Depuis 2009, de multiples initiatives internationales ont accru la transparence fiscale mondiale
L’émoi suscité par l’évasion fiscale au sein de la communauté internationale a conduit le G20, en 2009, à déclarer que"l’ère du secret bancaire est révolue". Depuis lors, une expansion considérable de la transparence fiscale mondiale a eu cours sous l’égide du Forum mondial sur la transparence et l'échange d'informations. En effet, cet organe a mis en place de nouvelles initiatives multilatérales pour lutter contre l'évasion fiscale, notamment deux normes pivots en matière d'échange d'informations : l'échange d'informations sur demande (Exchange Of Information on Request en anglais, EOIR) et, plus récemment, l'échange automatique d'informations (Automatic Exchange Of Information en anglais, AEOI). Ces normes requièrent que les informations sur les actifs financiers étrangers soient désormais partagées entre les autorités fiscales à l'échelle mondiale, ce qui, en définitive, rend plus difficile pour les contribuables de se soustraire à l’impôt en dissimulant des actifs à l'étranger.
Plus de 150 juridictions se sont engagées à mettre en œuvre la norme EOIR. Cela s'est concrétisé par le biais d'accords bilatéraux tels que les conventions relatives à la double imposition (Double Tax Convention en anglais, DTC), les accords d'échange de renseignements fiscaux (Tax Information Exchange Agreements, TIEA), ainsi que par le biais d'accords multilatéraux, notamment la Convention multilatérale sur l'assistance administrative mutuelle en matière fiscale (Multilateral Convention on Mutual Administrative Assistance in Tax Matters, MAC). Les pays signataires du MAC peuvent alors conclure des accords d'échange d'informations avec toutes les autres juridictions signataires du MAC, créant ainsi un réseau multilatéral de juridictions échangeant des informations fiscales (voir graphique 1). Aujourd'hui, 130 juridictions ont signé le MAC, ce qui équivaut à la mise en place de près de 8 000 accords bilatéraux. De surcroît, près de 100 pays se sont engagés, d'ici 2018, à appliquer l’AEOI sur les comptes bancaires et d’autres actifs financiers dans le cadre d'une norme commune de déclaration (Common Reporting Standard, CRS). Combinées, ces initiatives représentent un effort multilatéral sans précédent pour lutter contre l'évasion fiscale, comme l'ont préconisé, par exemple, Elsayyad et Konrad (2012).

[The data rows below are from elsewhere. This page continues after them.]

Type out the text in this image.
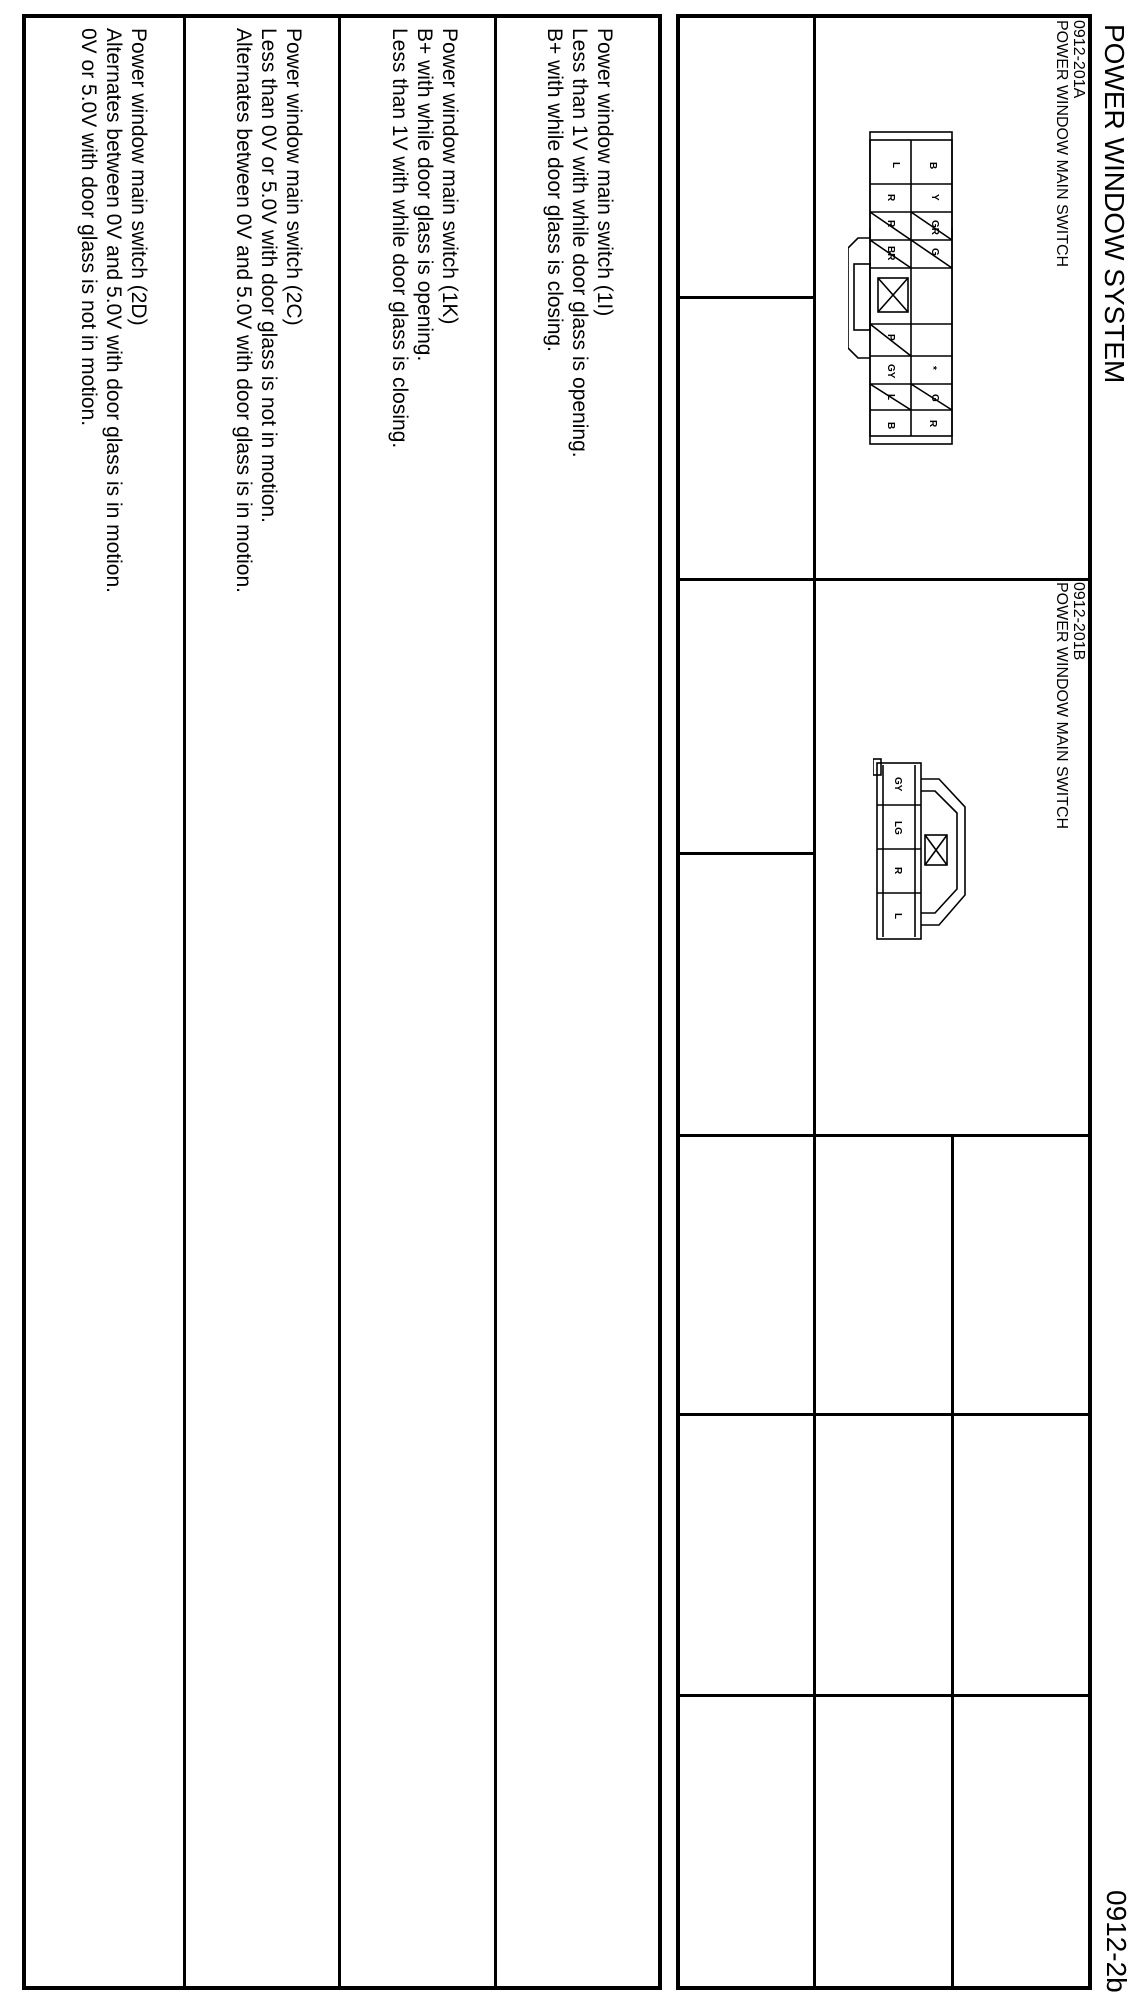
POWER WINDOW SYSTEM
0912-2b
0912-201A
POWER WINDOW MAIN SWITCH
B
L
Y
R
GR
R
G
BR
P
GY	*
G
L
R
B
0912-201B
POWER WINDOW MAIN SWITCH
GY
LG
R
L
Power window main switch (1I)
Less than 1V with while door glass is opening.
B+ with while door glass is closing.
Power window main switch (1K)
B+ with while door glass is opening.
Less than 1V with while door glass is closing.
Power window main switch (2C)
Less than 0V or 5.0V with door glass is not in motion.
Alternates between 0V and 5.0V with door glass is in motion.
Power window main switch (2D)
Alternates between 0V and 5.0V with door glass is in motion.
0V or 5.0V with door glass is not in motion.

Cette expansion de la transparence fiscale mondiale, combinée à des mesures unilatérales telles que des programmes de divulgation volontaire, a provoqué une réaction significative de la part des contribuables. À ce jour, plus d'un million de personnes ont déclaré des actifs offshores générant plus de 102 milliards d'euros de recettes fiscales (OCDE 2019). Cela démontre qu’un nouveau palier dans la transparence des déclarations des avoirs financiers des ménages a été franchi, apportant la garantie que des revenus et des actifs jusqu’alors non déclarés deviennent imposés.

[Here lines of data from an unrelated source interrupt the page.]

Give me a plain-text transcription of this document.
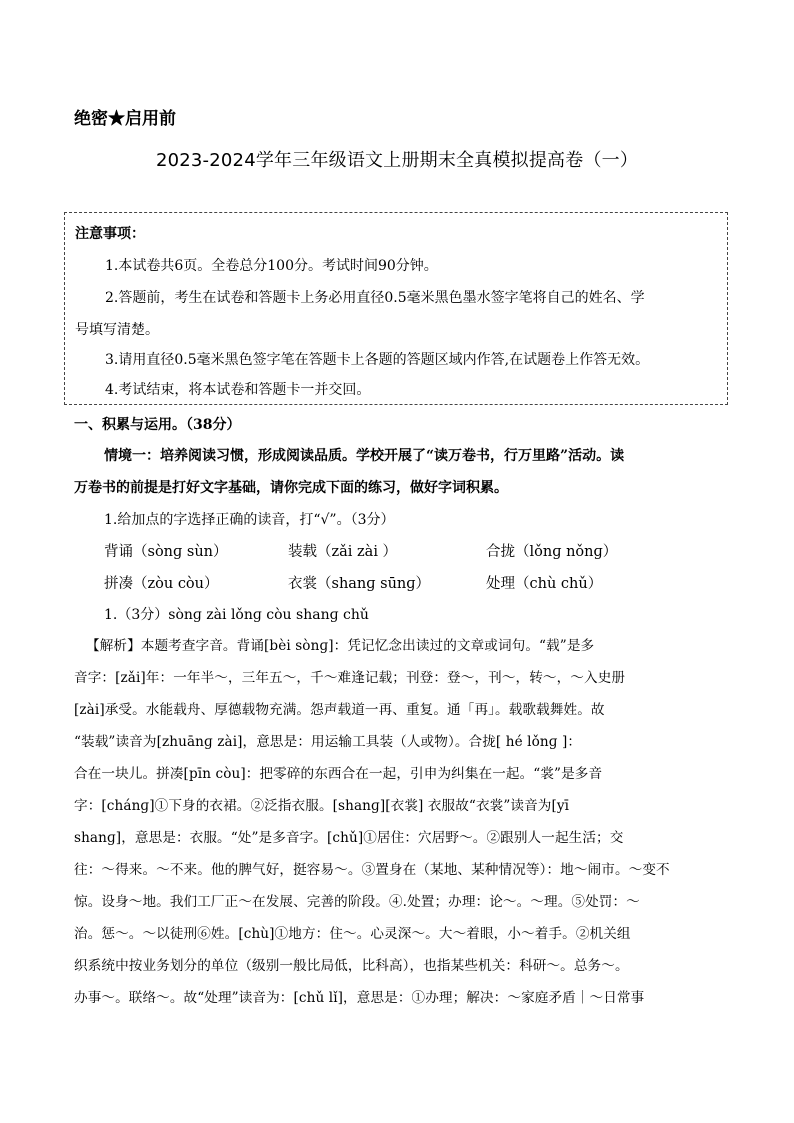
绝密★启用前
2023-2024学年三年级语文上册期末全真模拟提高卷（一）
注意事项：
1.本试卷共6页。全卷总分100分。考试时间90分钟。
2.答题前，考生在试卷和答题卡上务必用直径0.5毫米黑色墨水签字笔将自己的姓名、学
号填写清楚。
3.请用直径0.5毫米黑色签字笔在答题卡上各题的答题区域内作答,在试题卷上作答无效。
4.考试结束，将本试卷和答题卡一并交回。
一、积累与运用。（38分）
情境一：培养阅读习惯，形成阅读品质。学校开展了“读万卷书，行万里路”活动。读
万卷书的前提是打好文字基础，请你完成下面的练习，做好字词积累。
1.给加点的字选择正确的读音，打“√”。（3分）
背诵（sònɡ sùn）	装载（zǎi zài ）	合拢（lǒnɡ nǒnɡ）
拼凑（zòu còu）	衣裳（shanɡ sūnɡ）	处理（chù chǔ）
1.（3分）sònɡ zài lǒnɡ còu shanɡ chǔ
【解析】本题考查字音。背诵[bèi sònɡ]：凭记忆念出读过的文章或词句。“载”是多
音字：[zǎi]年：一年半～，三年五～，千～难逢记载；刊登：登～，刊～，转～，～入史册
[zài]承受。水能载舟、厚德载物充满。怨声载道一再、重复。通「再」。载歌载舞姓。故
“装载”读音为[zhuānɡ zài]，意思是：用运输工具装（人或物）。合拢[ hé lǒnɡ ]：
合在一块儿。拼凑[pīn còu]：把零碎的东西合在一起，引申为纠集在一起。“裳”是多音
字：[chánɡ]①下身的衣裙。②泛指衣服。[shanɡ][衣裳] 衣服故“衣裳”读音为[yī
shanɡ]，意思是：衣服。“处”是多音字。[chǔ]①居住：穴居野～。②跟别人一起生活；交
往：～得来。～不来。他的脾气好，挺容易～。③置身在（某地、某种情况等）：地～闹市。～变不
惊。设身～地。我们工厂正～在发展、完善的阶段。④.处置；办理：论～。～理。⑤处罚：～
治。惩～。～以徒刑⑥姓。[chù]①地方：住～。心灵深～。大～着眼，小～着手。②机关组
织系统中按业务划分的单位（级别一般比局低，比科高），也指某些机关：科研～。总务～。
办事～。联络～。故“处理”读音为：[chǔ lǐ]，意思是：①办理；解决：～家庭矛盾｜～日常事
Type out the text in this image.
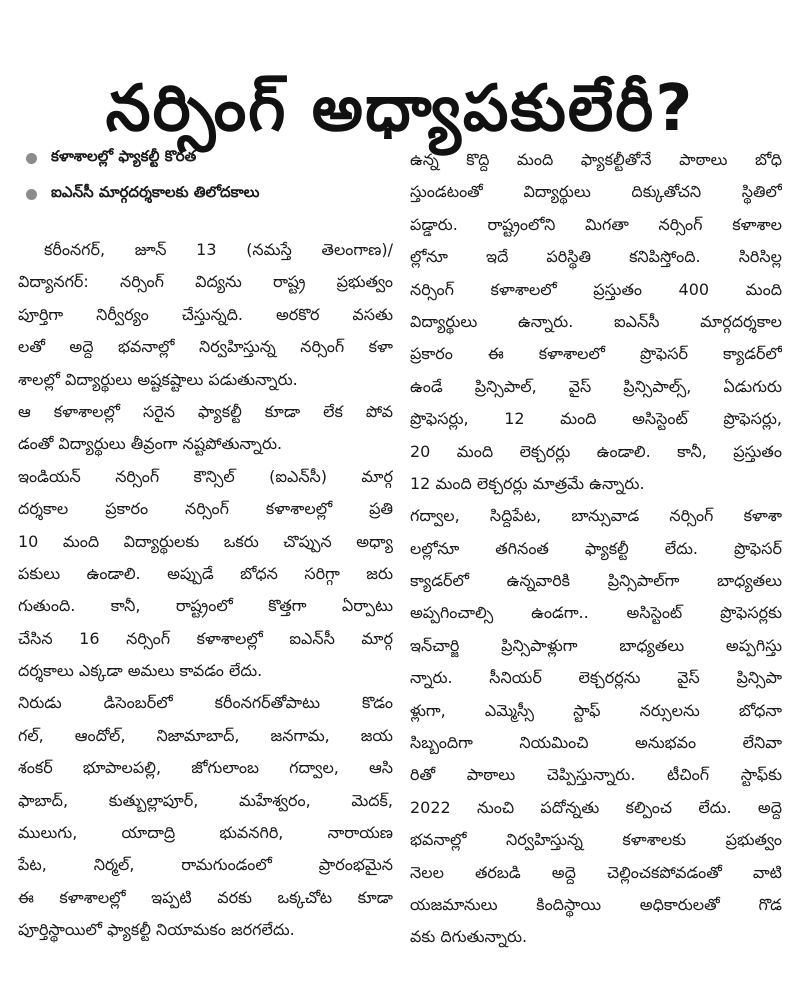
నర్సింగ్ అధ్యాపకులేరీ?
కళాశాలల్లో ఫ్యాకల్టీ కొరత
ఐఎన్‌సీ మార్గదర్శకాలకు తిలోదకాలు
కరీంనగర్, జూన్ 13 (నమస్తే తెలంగాణ)/
విద్యానగర్: నర్సింగ్ విద్యను రాష్ట్ర ప్రభుత్వం
పూర్తిగా నిర్వీర్యం చేస్తున్నది. అరకొర వసతు
లతో అద్దె భవనాల్లో నిర్వహిస్తున్న నర్సింగ్ కళా
శాలల్లో విద్యార్థులు అష్టకష్టాలు పడుతున్నారు.
ఆ కళాశాలల్లో సరైన ఫ్యాకల్టీ కూడా లేక పోవ
డంతో విద్యార్థులు తీవ్రంగా నష్టపోతున్నారు.
ఇండియన్ నర్సింగ్ కౌన్సిల్ (ఐఎన్‌సీ) మార్గ
దర్శకాల ప్రకారం నర్సింగ్ కళాశాలల్లో ప్రతి
10 మంది విద్యార్థులకు ఒకరు చొప్పున అధ్యా
పకులు ఉండాలి. అప్పుడే బోధన సరిగ్గా జరు
గుతుంది. కానీ, రాష్ట్రంలో కొత్తగా ఏర్పాటు
చేసిన 16 నర్సింగ్ కళాశాలల్లో ఐఎన్‌సీ మార్గ
దర్శకాలు ఎక్కడా అమలు కావడం లేదు.
నిరుడు డిసెంబర్‌లో కరీంనగర్‌తోపాటు కొడం
గల్, ఆందోల్, నిజామాబాద్, జనగామ, జయ
శంకర్ భూపాలపల్లి, జోగులాంబ గద్వాల, ఆసి
ఫాబాద్, కుత్బుల్లాపూర్, మహేశ్వరం, మెదక్,
ములుగు, యాదాద్రి భువనగిరి, నారాయణ
పేట, నిర్మల్, రామగుండంలో ప్రారంభమైన
ఈ కళాశాలల్లో ఇప్పటి వరకు ఒక్కచోట కూడా
పూర్తిస్థాయిలో ఫ్యాకల్టీ నియామకం జరగలేదు.
ఉన్న కొద్ది మంది ఫ్యాకల్టీతోనే పాఠాలు బోధి
స్తుండటంతో విద్యార్థులు దిక్కుతోచని స్థితిలో
పడ్డారు. రాష్ట్రంలోని మిగతా నర్సింగ్ కళాశాల
ల్లోనూ ఇదే పరిస్థితి కనిపిస్తోంది. సిరిసిల్ల
నర్సింగ్ కళాశాలలో ప్రస్తుతం 400 మంది
విద్యార్థులు ఉన్నారు. ఐఎన్‌సీ మార్గదర్శకాల
ప్రకారం ఈ కళాశాలలో ప్రొఫెసర్ క్యాడర్‌లో
ఉండే ప్రిన్సిపాల్, వైస్ ప్రిన్సిపాల్స్, ఏడుగురు
ప్రొఫెసర్లు, 12 మంది అసిస్టెంట్ ప్రొఫెసర్లు,
20 మంది లెక్చరర్లు ఉండాలి. కానీ, ప్రస్తుతం
12 మంది లెక్చరర్లు మాత్రమే ఉన్నారు.
గద్వాల, సిద్దిపేట, బాన్సువాడ నర్సింగ్ కళాశా
లల్లోనూ తగినంత ఫ్యాకల్టీ లేదు. ప్రొఫెసర్
క్యాడర్‌లో ఉన్నవారికి ప్రిన్సిపాల్‌గా బాధ్యతలు
అప్పగించాల్సి ఉండగా.. అసిస్టెంట్ ప్రొఫెసర్లకు
ఇన్‌చార్జి ప్రిన్సిపాళ్లుగా బాధ్యతలు అప్పగిస్తు
న్నారు. సీనియర్ లెక్చరర్లను వైస్ ప్రిన్సిపా
ళ్లుగా, ఎమ్మెస్సీ స్టాఫ్ నర్సులను బోధనా
సిబ్బందిగా నియమించి అనుభవం లేనివా
రితో పాఠాలు చెప్పిస్తున్నారు. టీచింగ్ స్టాఫ్‌కు
2022 నుంచి పదోన్నతు కల్పించ లేదు. అద్దె
భవనాల్లో నిర్వహిస్తున్న కళాశాలకు ప్రభుత్వం
నెలల తరబడి అద్దె చెల్లించకపోవడంతో వాటి
యజమానులు కిందిస్థాయి అధికారులతో గొడ
వకు దిగుతున్నారు.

Quel a été l’impact de l'échange d'informations sur les dépôts bancaires dans les centres offshores ?
Dans un article récent (O'Reilly et al. 2019), nous examinons l'impact de l'échange d'informations sur les dépôts bancaires détenus par des étrangers dans les centres financiers offshores (communément appelés "paradis fiscaux") tels que définis par le FMI en exploitant la base de données sur les dépôts bancaires la plus complète à ce jour : les Locational Banking Statistics (LBS) de la Banque des Règlements (BRI) qui centralisent les données de 47 pays vis-à-vis de plus de 200 pays de contrepartie. Plus spécifiquement, nous nous intéressons aux dépôts bancaires détenus par des contreparties non-bancaires, c’est-à-dire les dépôts des ménages, des entreprises, des administrations et des institutions financières non bancaires. Cette approche s'appuie sur la littérature existante dans ce domaine, notamment les travaux de Johannesen et Zucman (2014).
Avant la crise financière, les dépôts bancaires détenus par des étrangers dans les centres financiers internationaux (CFI) et non–CFI ont crû fortement et atteint leur pic en 2008 avant de baisser durant la crise (graphique 2). Alors que les dépôts dans les pays non-CFI ont assez rapidement retrouvé leur niveau d’avant crise pour enregistrer un nouveau record en 2018, les dépôts dans les CFI n’ont cessé de baisser. Entre 2008 et 2019, le niveau des dépôts bancaires dans les CFI a ainsi reculé d'environ 410 milliards de dollars, soit une diminution de 24%.